Zentropi Now Powers Coop
Zentropi labelers can now be used as classifiers within Coop, ROOST's Open Source Moderation Platform
We built Zentropi so that teams could create accurate content classifiers in minutes, not months. Today, we're excited to share that Zentropi labelers are now integrated as a signal source in Coop, the open source content moderation platform from ROOST.
This matters because it demonstrates something we've believed from the start: policy-steerable classifiers should work everywhere. Your moderation stack, your review tool, your agentic pipeline—wherever you need a classification decision, Zentropi should plug in.
What is Coop?
Coop is ROOST's open source review tool for content moderation. It provides the full operational layer that sits between your platform and your reviewers: queues, routing rules, a review console, automated enforcement, analytics, and specialized child safety workflows. Best of all, it runs on your own infrastructure.
Coop has a concept called signals—scores from external classifiers that feed into routing decisions and reviewer interfaces. When content arrives, Coop's rules engine evaluates signals against configurable thresholds to determine whether to auto-action, route to a queue, or escalate for human review.
That's where Zentropi comes in.
How the Integration Works
Zentropi labelers produce two outputs: a binary label (0 or 1) indicating whether content violates a given policy, and a confidence score (0 to 1) reflecting how certain the model is.
Coop expects a single score on a 0-to-1 scale, where higher means more likely violating. We map between the two with a simple formula:
score = label === 1 ? confidence : (1 - confidence)
A few examples of what this looks like in practice:
This preserves the full information from the Zentropi classifier in a single dimension that works naturally with Coop's threshold-based rules. You can write rules like GREATER_THAN 0.7 to catch high-confidence violations, or route uncertain cases (scores near 0.5) to human reviewers.
Why This Matters
There's a broader point here. The trust and safety ecosystem has historically been fragmented—every platform builds its own stack from scratch, and the tools don't talk to each other. ROOST is changing that with open source infrastructure. Zentropi is changing it by making classifiers that adapt to any policy without retraining.
When you combine the two, you get something powerful: an open moderation stack where the classification layer understands your specific policies, not just generic harm categories. You can write a policy in plain English on Zentropi, deploy it as a signal in Coop, and have content flowing through a review pipeline within minutes.
This is also a proof point for Zentropi's architecture. CoPE, the open model that powers our platform, was designed from the ground up to be policy-steerable—you give it a policy, it classifies content against that policy (see model card for details). No retraining, no fine-tuning, no waiting. That design makes Zentropi a natural fit as a signal source in any moderation system, not just Coop.
Getting Started
Setting up Zentropi in Coop takes just a few steps:
Step 0: Activate the integration. In Coop's Integrations settings, enter your Zentropi API key and add the labeler version IDs you want to use. Each labeler version gets a name (like "Hate" or "Puns") so it's easy to reference in rules.

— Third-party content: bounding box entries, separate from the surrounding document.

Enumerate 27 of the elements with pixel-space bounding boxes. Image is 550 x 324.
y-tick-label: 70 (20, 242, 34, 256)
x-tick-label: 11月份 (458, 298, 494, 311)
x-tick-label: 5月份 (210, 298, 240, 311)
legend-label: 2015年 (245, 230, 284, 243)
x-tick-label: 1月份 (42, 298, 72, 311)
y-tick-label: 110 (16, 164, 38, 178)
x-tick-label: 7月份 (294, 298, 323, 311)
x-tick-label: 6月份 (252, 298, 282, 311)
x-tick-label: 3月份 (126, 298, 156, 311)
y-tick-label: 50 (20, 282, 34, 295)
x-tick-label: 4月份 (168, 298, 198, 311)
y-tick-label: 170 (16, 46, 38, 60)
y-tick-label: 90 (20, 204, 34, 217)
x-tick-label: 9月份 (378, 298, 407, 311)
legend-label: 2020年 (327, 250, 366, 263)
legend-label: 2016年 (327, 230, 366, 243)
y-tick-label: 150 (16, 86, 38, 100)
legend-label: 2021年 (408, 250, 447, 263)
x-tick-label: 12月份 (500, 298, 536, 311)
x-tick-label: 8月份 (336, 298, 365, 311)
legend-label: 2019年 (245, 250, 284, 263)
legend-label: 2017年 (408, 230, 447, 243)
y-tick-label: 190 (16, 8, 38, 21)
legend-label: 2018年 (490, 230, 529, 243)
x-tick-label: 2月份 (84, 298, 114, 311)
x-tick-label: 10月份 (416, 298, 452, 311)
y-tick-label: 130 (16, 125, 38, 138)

Step 1: Pick the Zentropi signal. When creating an enforcement rule, you'll see Zentropi Labeler appear alongside other signal sources like OpenAI's moderation scores. Select it as the signal for your rule.

Step 2: Select your labeler. Choose which specific labeler version to use as the subcategory for the rule. This is where the policy-steerable part comes in—each labeler enforces a different policy, so you can have separate rules for different harm categories, all powered by Zentropi.

Step 3: Set thresholds and test. Configure your threshold (e.g., "Greater Than 0.8") and test the rule right in the UI with sample content. You'll see the Zentropi score in real time and whether it triggers the rule.

If you're not using either tool yet, now's a good time to try both! Zentropi's Community Edition is free and gives you unlimited labelers. Coop is fully open source and runs on your infrastructure.
We think the future of trust and safety is modular, open, and policy-driven. This integration is a step in that direction, and we're looking forward to seeing what teams build with it.